Still, one cannot ignore the important scattering effects caused by small physical details, for example, a crammed bookcase against a wall. Scattering is the keyword here. The bookcase can be modelled as a flat surface, and one may just apply a scattering coefficient to the surface to account for the effect of sound scattering off the books.
Common Room Acoustic Phenomena Predicted by ODEON
Echoes
Typically, early reflections arrive within 50ms relative to the direct sound and they enhance the signal heard from the receiver. So, they have a positive effect. However, any early reflection (up to 2nd or 3rd orders of reflection) that arrives later than 50ms can be perceived as a separate sound with a disturbing effect. This is called an echo and gives the impression that sound repeats itself. To perceive such an echo, the total distance travelled by the reflected sound will be at least 17m, which is derived if we multiply the speed of sound by the 50ms delay.
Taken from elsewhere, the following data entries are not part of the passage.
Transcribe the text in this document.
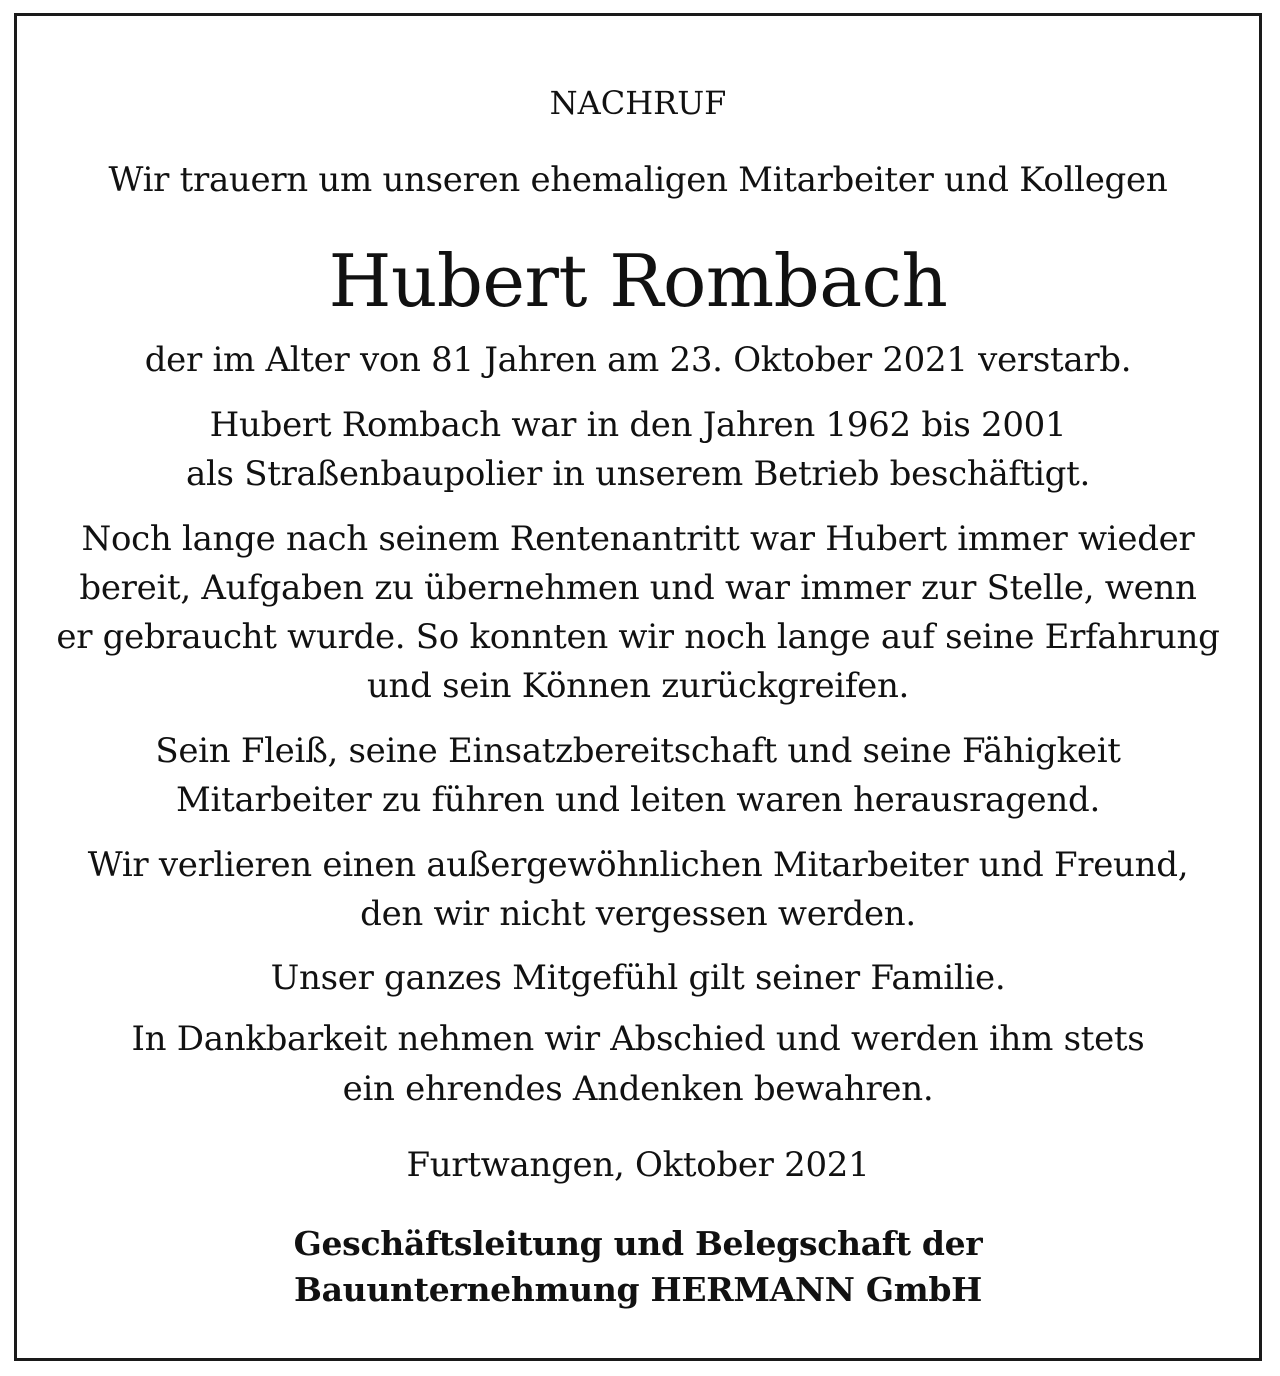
NACHRUF
Wir trauern um unseren ehemaligen Mitarbeiter und Kollegen
Hubert Rombach
der im Alter von 81 Jahren am 23. Oktober 2021 verstarb.
Hubert Rombach war in den Jahren 1962 bis 2001
als Straßenbaupolier in unserem Betrieb beschäftigt.
Noch lange nach seinem Rentenantritt war Hubert immer wieder
bereit, Aufgaben zu übernehmen und war immer zur Stelle, wenn
er gebraucht wurde. So konnten wir noch lange auf seine Erfahrung
und sein Können zurückgreifen.
Sein Fleiß, seine Einsatzbereitschaft und seine Fähigkeit
Mitarbeiter zu führen und leiten waren herausragend.
Wir verlieren einen außergewöhnlichen Mitarbeiter und Freund,
den wir nicht vergessen werden.
Unser ganzes Mitgefühl gilt seiner Familie.
In Dankbarkeit nehmen wir Abschied und werden ihm stets
ein ehrendes Andenken bewahren.
Furtwangen, Oktober 2021
Geschäftsleitung und Belegschaft der
Bauunternehmung HERMANN GmbH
The Dietsch Echo curve, available in the single-point response, provides a tool to detect echoes. Spikes that arrive later than 50ms and are strong enough to surpass the horizontal lines, can potentially annoy 10%, 30% or 80% of human receivers. These limits have been derived out of subjective listening experiments, therefore they represent an average behaviour.
Flutter echoes
Not to be confused with simple echoes, described above, they are repetitive reflections between parallel walls, usually with a high frequency. Flutter echoes can easily occur between parallel walls 5m apart, and in this case the time passed between the repetitive reflections is equal to the distance divided by the speed of sound.
Focusing
A common effect caused by curved surfaces. Sound reflections can be concentrated in certain areas of the space, leaving others with too little sound. As shown in the picture below, focusing is not a problem if the radius of curvature is less than half the height of the room.
Whisper Gallery Effect
The effect occurs in cylindrical rooms, where early reflections from sources close to the walls focus on receivers close to the walls at any angle. The result is that even a low-level sound can be heard at a large distance, with surprising clarity and level.